О последующей судьбе брошюры профессора тоже стоит здесь рассказать. До конца повинуясь отцу, Софи вместе с Казиком распространяла ее в университетских аудиториях и коридорах, но это обернулось полнейшим провалом. Во-первых, преподаватели университета, как и все в Кракове, были слишком поглощены страхом перед близящейся войной, до которой тогда оставалось лишь несколько месяцев, и потому не слишком заинтересовались призывом Беганьского. Перед ними начинал разверзаться ад. Немцы требовали присоединения Гданьска, упирая на необходимость «коридора»; пока Невилл Чемберлен продолжал колебаться, «гунны» уже бряцали оружием на Западе, сотрясая хлипкие ворота Польши. Древние, мощенные брусчаткой улицы Кракова ежедневно наполнял гул еле сдерживаемой паники. До хитроумной ли полемики, затеянной профессором, было в таких обстоятельствах даже самым отъявленным расистам в университете? Воздух слишком был насыщен бедой, чтобы кто-то мог попасться на такой потерявший товарный вид крючок, как расправа над евреями.

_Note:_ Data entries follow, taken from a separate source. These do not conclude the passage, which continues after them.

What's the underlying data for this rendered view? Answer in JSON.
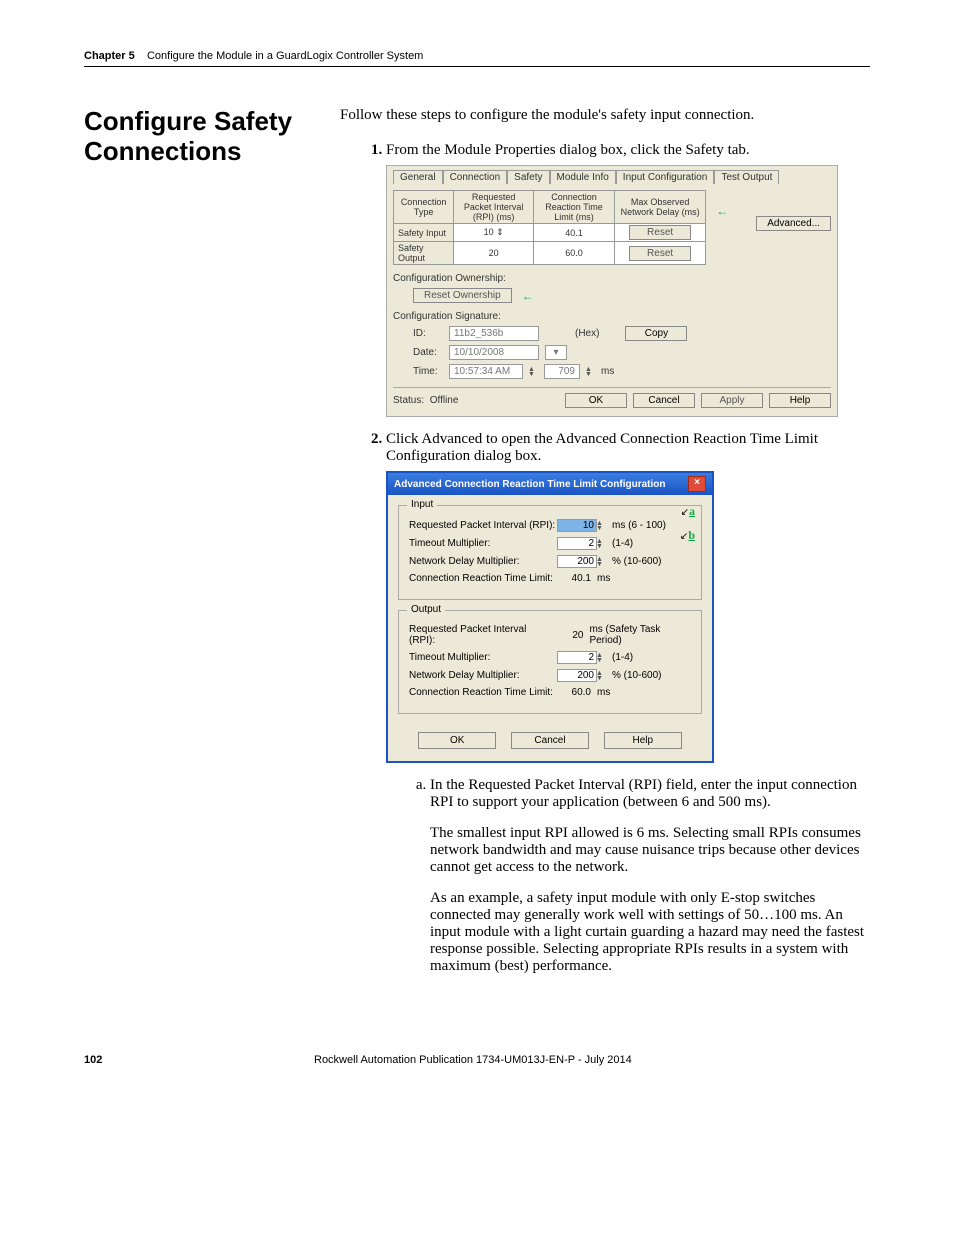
{
  "header": {
    "chapter_label": "Chapter 5",
    "chapter_title": "Configure the Module in a GuardLogix Controller System"
  },
  "section_title": "Configure Safety Connections",
  "intro": "Follow these steps to configure the module's safety input connection.",
  "steps": {
    "s1": "From the Module Properties dialog box, click the Safety tab.",
    "s2": "Click Advanced to open the Advanced Connection Reaction Time Limit Configuration dialog box."
  },
  "dlg1": {
    "tabs": [
      "General",
      "Connection",
      "Safety",
      "Module Info",
      "Input Configuration",
      "Test Output"
    ],
    "col_headers": [
      "Connection Type",
      "Requested Packet Interval (RPI) (ms)",
      "Connection Reaction Time Limit (ms)",
      "Max Observed Network Delay (ms)"
    ],
    "rows": [
      {
        "type": "Safety Input",
        "rpi": "10",
        "crtl": "40.1",
        "reset": "Reset"
      },
      {
        "type": "Safety Output",
        "rpi": "20",
        "crtl": "60.0",
        "reset": "Reset"
      }
    ],
    "advanced_btn": "Advanced...",
    "config_ownership_label": "Configuration Ownership:",
    "reset_ownership_btn": "Reset Ownership",
    "config_signature_label": "Configuration Signature:",
    "id_label": "ID:",
    "id_value": "11b2_536b",
    "hex_label": "(Hex)",
    "copy_btn": "Copy",
    "date_label": "Date:",
    "date_value": "10/10/2008",
    "time_label": "Time:",
    "time_value": "10:57:34 AM",
    "time_ms": "709",
    "ms_label": "ms",
    "status_label": "Status:",
    "status_value": "Offline",
    "ok_btn": "OK",
    "cancel_btn": "Cancel",
    "apply_btn": "Apply",
    "help_btn": "Help"
  },
  "dlg2": {
    "title": "Advanced Connection Reaction Time Limit Configuration",
    "input_group": "Input",
    "output_group": "Output",
    "rpi_label": "Requested Packet Interval (RPI):",
    "tm_label": "Timeout Multiplier:",
    "ndm_label": "Network Delay Multiplier:",
    "crtl_label": "Connection Reaction Time Limit:",
    "input_rpi": "10",
    "input_rpi_range": "ms (6 - 100)",
    "input_tm": "2",
    "input_tm_range": "(1-4)",
    "input_ndm": "200",
    "input_ndm_range": "% (10-600)",
    "input_crtl": "40.1",
    "output_rpi": "20",
    "output_rpi_range": "ms (Safety Task Period)",
    "output_tm": "2",
    "output_tm_range": "(1-4)",
    "output_ndm": "200",
    "output_ndm_range": "% (10-600)",
    "output_crtl": "60.0",
    "ms": "ms",
    "ok": "OK",
    "cancel": "Cancel",
    "help": "Help",
    "letter_a": "a",
    "letter_b": "b"
  },
  "substeps": {
    "a1": "In the Requested Packet Interval (RPI) field, enter the input connection RPI to support your application (between 6 and 500 ms).",
    "a2": "The smallest input RPI allowed is 6 ms. Selecting small RPIs consumes network bandwidth and may cause nuisance trips because other devices cannot get access to the network.",
    "a3": "As an example, a safety input module with only E-stop switches connected may generally work well with settings of 50…100 ms. An input module with a light curtain guarding a hazard may need the fastest response possible. Selecting appropriate RPIs results in a system with maximum (best) performance."
  },
  "footer": {
    "page": "102",
    "pub": "Rockwell Automation Publication 1734-UM013J-EN-P - July 2014"
  }
}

В то время вся Польша чувствовала себя на грани расправы. Более того, профессор серьезно просчитался: его высказывания были настолько несозвучны духу времени, что возникало сомнение в его здравомыслии. И дело не только в том, что он выдвинул этот подлый тезис о Vernichtung – а даже у наиболее ограниченных в своем миропонимании преподавателей не хватило бы духу проводить в жизнь такой принцип, в какой бы Свифтовой, едко-издевательской манере он ни был преподнесен, – но в том, что преклонение перед Третьим рейхом и увлечение профессора пангерманизмом сделало его слепым и глухим к вспыхнувшему в его коллегах нутряному патриотизму. Софи в какой-то момент поняла, что, случись это всего на несколько лет раньше, когда в Польше возродились фашистские настроения, ее отец мог бы обратить кое-кого в свою веру; сейчас же, когда вермахт грозно нацелился на восток, когда тевтоны орали, требуя Гданьск, когда они то и дело провоцировали инциденты на границе, только величайший глупец способен был задать вопрос, может ли национал-социализм дать ответ для решения той или иной проблемы, – на повестке дня стояло уничтожение Польши! И хотя в разраставшемся хаосе ни сам профессор, ни его брошюра не привлекли к себе внимания, тем не менее ему дважды неожиданно крепко досталось. Двое молодых студентов-выпускников, резервисты польской армии, избили его в университетском вестибюле и даже сломали ему палец, а однажды вечером Софи услышала в столовой звон разбитого стекла: в окно влетел здоровенный булыжник с намалеванной на нем черной паучьей свастикой.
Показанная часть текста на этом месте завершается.